Firstly rate limiting modern clients is not a cbest practice as they would take much more time to transmit when they are rate limited as they will need to stop transmission, and contend for a new time slot to transmit, so impacting the Quality of Experience (QoE) of the users. That is more noticiable when there are more stations connected, and especially if they need to transmit too much stuff.

Lastly, having 50 active users connected to the same AP's radio could impact performance even with no rate-limit active. As more clients do use the same RF medium (same channel) they need to contend for a time slot to transmit. More clients implies more collisions when trying to get access into the medium so an increase on the binary exponential backoff timer from 7 to 15, then to 31, then to 63,...  and so on until 1023. On a congested scenario were 50 stations want to transmit, it is likely that the backoff timer will rise to 63 so impacting performance.

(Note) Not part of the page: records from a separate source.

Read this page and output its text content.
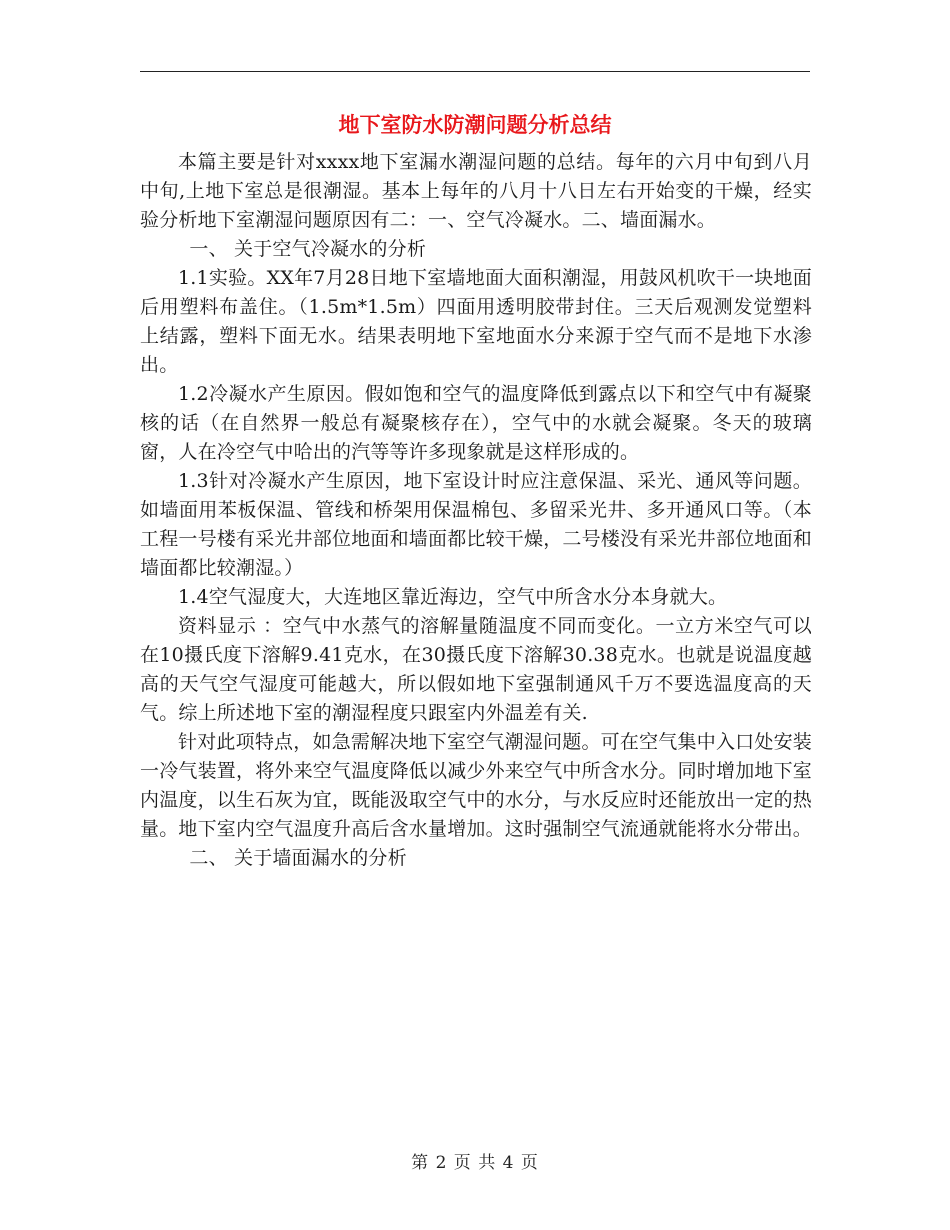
地下室防水防潮问题分析总结

本篇主要是针对xxxx地下室漏水潮湿问题的总结。每年的六月中旬到八月中旬,上地下室总是很潮湿。基本上每年的八月十八日左右开始变的干燥，经实验分析地下室潮湿问题原因有二：一、空气冷凝水。二、墙面漏水。

一、 关于空气冷凝水的分析

1.1实验。XX年7月28日地下室墙地面大面积潮湿，用鼓风机吹干一块地面后用塑料布盖住。（1.5m*1.5m）四面用透明胶带封住。三天后观测发觉塑料上结露，塑料下面无水。结果表明地下室地面水分来源于空气而不是地下水渗出。

1.2冷凝水产生原因。假如饱和空气的温度降低到露点以下和空气中有凝聚核的话（在自然界一般总有凝聚核存在），空气中的水就会凝聚。冬天的玻璃窗，人在冷空气中哈出的汽等等许多现象就是这样形成的。

1.3针对冷凝水产生原因，地下室设计时应注意保温、采光、通风等问题。如墙面用苯板保温、管线和桥架用保温棉包、多留采光井、多开通风口等。（本工程一号楼有采光井部位地面和墙面都比较干燥，二号楼没有采光井部位地面和墙面都比较潮湿。）

1.4空气湿度大，大连地区靠近海边，空气中所含水分本身就大。

资料显示 ：空气中水蒸气的溶解量随温度不同而变化。一立方米空气可以在10摄氏度下溶解9.41克水，在30摄氏度下溶解30.38克水。也就是说温度越高的天气空气湿度可能越大，所以假如地下室强制通风千万不要选温度高的天气。综上所述地下室的潮湿程度只跟室内外温差有关.

针对此项特点，如急需解决地下室空气潮湿问题。可在空气集中入口处安装一冷气装置，将外来空气温度降低以减少外来空气中所含水分。同时增加地下室内温度，以生石灰为宜，既能汲取空气中的水分，与水反应时还能放出一定的热量。地下室内空气温度升高后含水量增加。这时强制空气流通就能将水分带出。

二、 关于墙面漏水的分析

第 2 页 共 4 页
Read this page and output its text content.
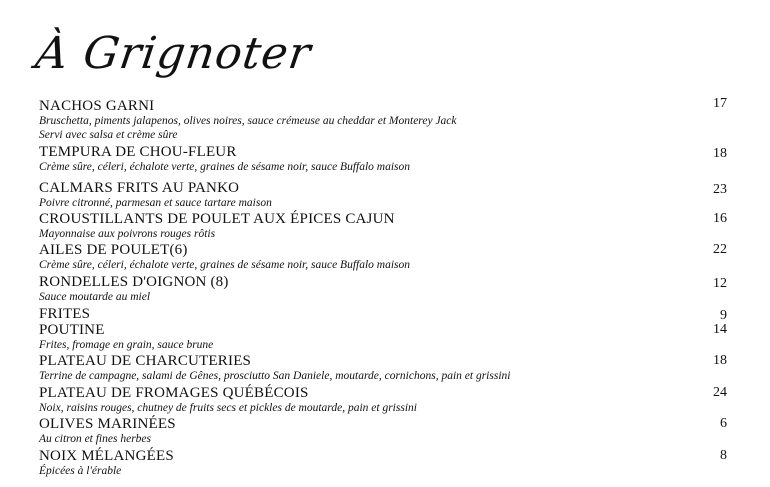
À Grignoter
NACHOS GARNI
Bruschetta, piments jalapenos, olives noires, sauce crémeuse au cheddar et Monterey Jack
Servi avec salsa et crème sûre
17
TEMPURA DE CHOU-FLEUR
Crème sûre, céleri, échalote verte, graines de sésame noir, sauce Buffalo maison
18
CALMARS FRITS AU PANKO
Poivre citronné, parmesan et sauce tartare maison
23
CROUSTILLANTS DE POULET AUX ÉPICES CAJUN
Mayonnaise aux poivrons rouges rôtis
16
AILES DE POULET(6)
Crème sûre, céleri, échalote verte, graines de sésame noir, sauce Buffalo maison
22
RONDELLES D'OIGNON (8)
Sauce moutarde au miel
12
FRITES	9
POUTINE
Frites, fromage en grain, sauce brune
14
PLATEAU DE CHARCUTERIES
Terrine de campagne, salami de Gênes, prosciutto San Daniele, moutarde, cornichons, pain et grissini
18
PLATEAU DE FROMAGES QUÉBÉCOIS
Noix, raisins rouges, chutney de fruits secs et pickles de moutarde, pain et grissini
24
OLIVES MARINÉES
Au citron et fines herbes
6
NOIX MÉLANGÉES
Épicées à l'érable
8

See this excellent blog post from Andrew von Nagy that explains this on deep (https://revolutionwifi.blogspot.com/2010/08/wireless-qos-part-5-contention-window.html)

KedaiMimih
Level 1
Level 1

Below are the QoS and Policy settings, for SSID A

Mohamad Lukman

QoS SSID Policy means apply the QoS to the entire SSID.  The more people joins the SSID, the slower it gets. 

QoS Client Policy means apply the QoS for every client. 

Screenshot shows QoS is enabled on both so the SSID gets 10 Mbps and each client gets 10 Mbps.  Since the SSID gets 10 Mbps, this gets triggered FIRST.  QoS Client Policy does not get triggered because none of them will ever get near 10 Mbps.

Rich R
VIP
VIP

Configuration QoS 15Mbps per Client, not per SSID
Not according the screenshots you provided!

Like Leo said you have applied the QoS to the SSID so as he said "everyone, on SSID A, is sharing" that 15Mbps rate limit so no surprise they're getting a dreadful service!

If you want client rate limits then leave the QoS on the client but remove it from the SSID.